ぐぬぬ、このままだとプルスアルクスを採取できないじゃないか!
軽い絶望感に襲われていたが、エルフの続く話で希望が見えてきた。
『しかし、その原因に見当はついている。解決方法も大体わかってはいるのだが……力及ばずでな。そこであなた方に提案がある。我々と協力して問題を解決してもらえないだろうか? 勿論その後シルウァレクトルを探す手伝いもする』
「ふーん、私達が怪しいのも監視していた理由だったけど、接触してきたのはそっちも打算を考えていたのね。戦うのを見てあわよくば、協力してもらおうと思っていたんでしょ?」
『否定はしない。悪意ある侵入者なら見過ごす訳にもいかないのでな。疑ってはいたが以前来た奴の仲間ではないと判断した。あいつのせいでこの森はめちゃくちゃですよ……』
なるほど、俺達も怪しみつつ協力してもらえる相手かもしれないと考えていた。それはエルフ側も同じだったのか。
厳格な口調のエルフだったけど、最後の一言は悔しそうで弱々しく素が出ている。
エルフの強さがどれぐらいなのかわからないが、力ずくで排除できない相手が来たんだな。
……あれ、何かこういうことしそうな奴に心当たりがあるんだけど。
シスハも同じことが頭を過ったのか、俺の考えと全く一緒のことを口に出した。
「あいつと言うのはまさか魔人ですか? 先程ルーナさんのことを、魔人かと警戒していましたよね?」
『……あなたの言う通りだ。この森に以前魔人が襲来し、我々に服従を迫り脅迫してきた。奴はマリグナントと名乗っていた』
出た、出ましたよマリグナント! あいつここでも何かやってやがったのか!
考えてみればクェレス方面で悪事を働いていたなら、その延長線上にあるこの森に来ていてもおかしくはない。

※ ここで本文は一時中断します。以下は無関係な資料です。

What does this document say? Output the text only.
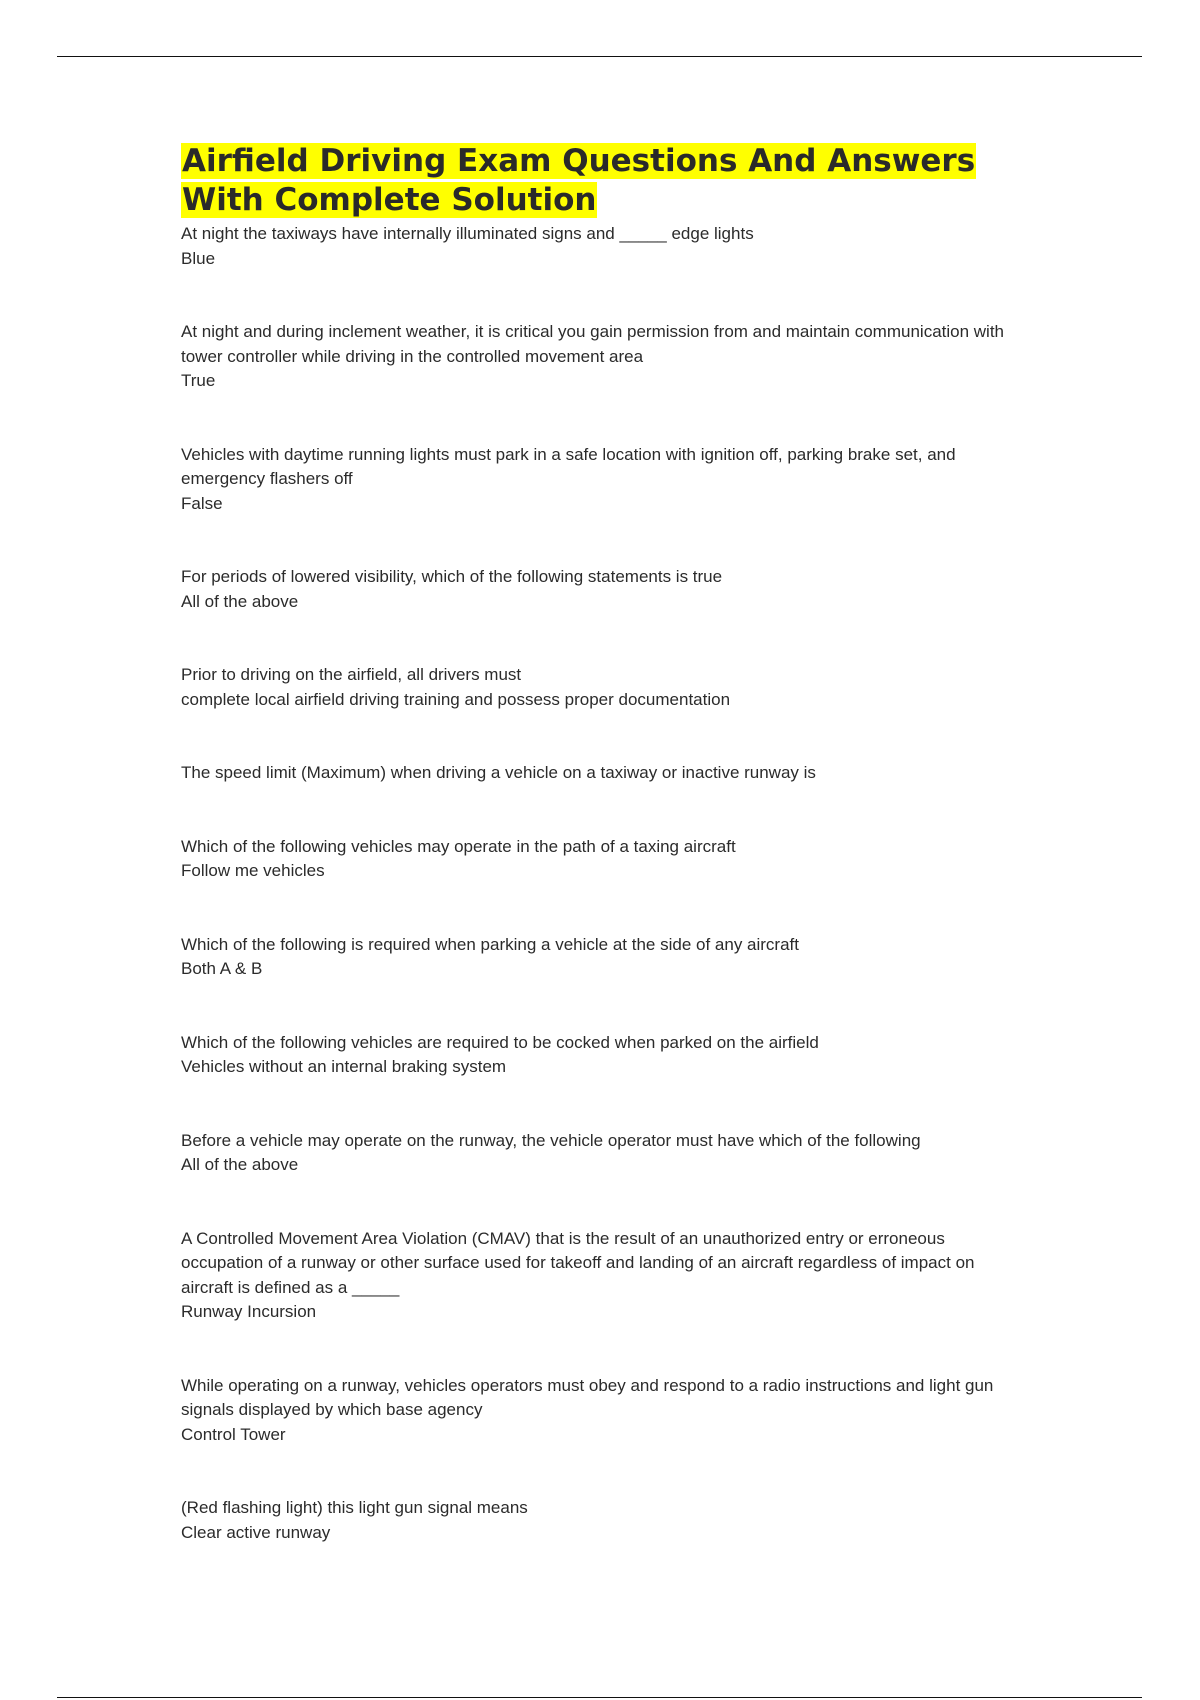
Airfield Driving Exam Questions And Answers
With Complete Solution
At night the taxiways have internally illuminated signs and _____ edge lights
Blue
At night and during inclement weather, it is critical you gain permission from and maintain communication with tower controller while driving in the controlled movement area
True
Vehicles with daytime running lights must park in a safe location with ignition off, parking brake set, and emergency flashers off
False
For periods of lowered visibility, which of the following statements is true
All of the above
Prior to driving on the airfield, all drivers must
complete local airfield driving training and possess proper documentation
The speed limit (Maximum) when driving a vehicle on a taxiway or inactive runway is
Which of the following vehicles may operate in the path of a taxing aircraft
Follow me vehicles
Which of the following is required when parking a vehicle at the side of any aircraft
Both A & B
Which of the following vehicles are required to be cocked when parked on the airfield
Vehicles without an internal braking system
Before a vehicle may operate on the runway, the vehicle operator must have which of the following
All of the above
A Controlled Movement Area Violation (CMAV) that is the result of an unauthorized entry or erroneous occupation of a runway or other surface used for takeoff and landing of an aircraft regardless of impact on aircraft is defined as a _____
Runway Incursion
While operating on a runway, vehicles operators must obey and respond to a radio instructions and light gun signals displayed by which base agency
Control Tower
(Red flashing light) this light gun signal means
Clear active runway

既にあいつは倒したからこれ以上酷くなることはなさそうだけど……セヴァリアだけじゃなくて、他の場所でも死んだ後も続く厄介ごとを残してやがった、と。
本当にあいつは救いようがない魔人だったんだな……。
エルフと俺達の利害は一致していそうだから、とりあえず前向きに協力関係を築いていくとするか。